Aytmatov diplomatlık yapıyor. Benelüks ülkelerinde büyükelçi. Önce Bağımsız Devletler Topluluğu, sonra Kırgızistan'ın büyükelçiliğini yapıyor ama o ülkelerin dilini falan öğrenmiyor. İhtiyaç olmamış olabilir, tercümanı falan da vardı muhtemelen. Zaten öğrenseydi, muhtemelen İngilizceden ziyade Almanca öğrenirdi. Çünkü Türkiye ve Kırgızistan'ın ardından en çok okunduğu ülke Almanya'dır. Alman diline çevrilen çok eseri olmuştur.

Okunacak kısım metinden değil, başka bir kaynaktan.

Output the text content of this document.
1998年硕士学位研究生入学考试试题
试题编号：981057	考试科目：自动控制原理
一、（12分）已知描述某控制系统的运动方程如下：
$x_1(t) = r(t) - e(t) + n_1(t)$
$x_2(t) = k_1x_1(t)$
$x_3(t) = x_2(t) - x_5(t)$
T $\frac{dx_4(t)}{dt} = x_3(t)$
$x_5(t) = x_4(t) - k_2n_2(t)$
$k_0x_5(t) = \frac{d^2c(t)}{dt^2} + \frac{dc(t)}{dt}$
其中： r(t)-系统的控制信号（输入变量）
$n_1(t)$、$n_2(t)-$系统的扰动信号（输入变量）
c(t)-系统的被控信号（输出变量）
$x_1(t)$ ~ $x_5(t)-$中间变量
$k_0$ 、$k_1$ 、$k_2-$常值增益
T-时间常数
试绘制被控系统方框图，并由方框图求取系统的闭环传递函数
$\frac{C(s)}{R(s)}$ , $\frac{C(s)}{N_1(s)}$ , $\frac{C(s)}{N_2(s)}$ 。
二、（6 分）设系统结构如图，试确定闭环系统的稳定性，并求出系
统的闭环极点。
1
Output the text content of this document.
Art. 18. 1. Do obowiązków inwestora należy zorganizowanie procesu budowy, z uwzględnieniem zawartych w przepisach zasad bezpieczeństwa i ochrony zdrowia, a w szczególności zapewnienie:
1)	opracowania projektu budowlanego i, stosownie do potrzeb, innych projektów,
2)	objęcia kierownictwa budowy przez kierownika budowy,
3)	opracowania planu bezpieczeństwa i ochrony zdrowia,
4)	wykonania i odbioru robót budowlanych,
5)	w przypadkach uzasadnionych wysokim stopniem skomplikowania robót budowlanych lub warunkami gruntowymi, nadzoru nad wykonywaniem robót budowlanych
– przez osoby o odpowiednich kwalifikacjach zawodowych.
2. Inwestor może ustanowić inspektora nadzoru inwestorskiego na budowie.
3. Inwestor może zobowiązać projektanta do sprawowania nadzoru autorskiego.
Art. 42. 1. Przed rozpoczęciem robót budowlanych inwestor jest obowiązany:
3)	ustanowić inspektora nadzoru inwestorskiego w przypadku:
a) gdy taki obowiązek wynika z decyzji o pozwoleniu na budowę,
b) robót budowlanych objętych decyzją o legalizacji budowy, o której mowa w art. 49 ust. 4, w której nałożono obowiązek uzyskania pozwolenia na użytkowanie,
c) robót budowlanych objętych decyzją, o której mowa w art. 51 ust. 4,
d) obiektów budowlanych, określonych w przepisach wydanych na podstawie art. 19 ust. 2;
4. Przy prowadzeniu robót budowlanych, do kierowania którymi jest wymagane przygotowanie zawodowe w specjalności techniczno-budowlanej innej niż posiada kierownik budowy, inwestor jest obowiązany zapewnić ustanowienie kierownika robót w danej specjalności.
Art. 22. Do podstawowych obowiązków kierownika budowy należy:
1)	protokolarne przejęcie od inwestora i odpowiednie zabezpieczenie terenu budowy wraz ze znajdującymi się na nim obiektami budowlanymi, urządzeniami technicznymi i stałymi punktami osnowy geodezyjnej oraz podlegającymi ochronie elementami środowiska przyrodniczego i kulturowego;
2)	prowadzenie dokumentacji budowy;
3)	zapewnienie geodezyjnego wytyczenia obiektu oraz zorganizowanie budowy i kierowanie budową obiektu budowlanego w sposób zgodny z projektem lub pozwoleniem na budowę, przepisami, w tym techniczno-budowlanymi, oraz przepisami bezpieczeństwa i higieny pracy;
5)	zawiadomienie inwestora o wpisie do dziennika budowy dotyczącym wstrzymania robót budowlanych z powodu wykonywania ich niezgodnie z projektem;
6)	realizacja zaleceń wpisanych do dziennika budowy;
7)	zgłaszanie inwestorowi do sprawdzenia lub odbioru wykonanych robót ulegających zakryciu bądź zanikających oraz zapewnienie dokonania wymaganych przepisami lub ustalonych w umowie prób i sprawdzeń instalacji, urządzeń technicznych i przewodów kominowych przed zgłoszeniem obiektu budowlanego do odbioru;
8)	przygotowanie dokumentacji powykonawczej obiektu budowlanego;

Aytmatov'un sosyalistliği maslahat icabı mıdır? Bence büyük ölçüde öyledir. Fakat büyük bir açmazın içerisindedir. Çünkü sosyalist bir ülkede olması ve o sosyalist ülkenin kültür politikaları, hâkim olan milletin dilini biliyor olması onu dünyaca ünlü bir yazara çevirmiştir. Yani bu anlamda biraz da sosyalizmin kültür politikaları onu Aytmatov yapmıştır. Ama aynı sosyalizm veya komünizm diyelim, onun hayatını mahvetmiştir. Önce babasını elinden almıştır, sonra da ona bütün kapıları kapatmıştır. Büyük sıkıntılar yaşatmıştır. Bu nedenle bir çelişki içerisindedir. Aytmatov'un sosyalist olup olmadığını şuradan anlayabiliriz. Sosyalizm yıkıldıktan sonra, yeniden bir sosyalist devlet olalım, Kırgızistan da sosyalist olsun, sosyalizm şöyle iyiydi, böyle iyiydi gibi beyanatı yok. Bilakis özgürlüklerden yana birisi. Dolayısıyla bir parti devletinde zaten doğal olarak parti üyesiydi ve ama sorunuzdaki muradı anladım. Metazori bir üyelikti. Yoksa gönülden, samimi bir komünist olduğunu düşünmüyorum. Eleştirileri de şöyle aslında? Sovyet tarihini iyi bilmek gerekiyor ve dünya tarihinin en önemli, en büyük katillerinden birisi olan Stalin'i de? Katilin ölümünün ardından Sovyetler Birliği'nde "Destalinizasyon" denilen bir dönem başlıyor. Yani Stalin dönemindeki büyük ölçekli insan hakları ihlalleri, ölümler, sürgünler? Özellikle iç siyasette uyguladığı politikalar bir anda terk ediliyor. Buna Destalinizasyon deniliyor. Dolayısıyla edebiyata da bu yansıyor. Yani Stalin dönemi kıyasıya eleştiriliyor. Lenin idealize edilip övülüyorken Stalin eleştiriliyor. Aytmatov'un da Stalin dönemi üzerinden çok ciddi sosyalizm eleştirileri vardır. Ancak bunu yaparken çoğu zaman semboller kullanır. Beyaz Gemi mesela, baştan sona alegori anlatısıdır. Geminin renginden çocuğun adının olmamasına, kötü karakter Orozkul'un soyunun devam etmemesinden dürbüne kadar hepsi semboldür. Keza "mankurt" diye bir efsanevi kavramı kazandırmıştır literatüre? Bunların hepsi aforoz edilmeden yazabilmesinin anahtarları olmuştur.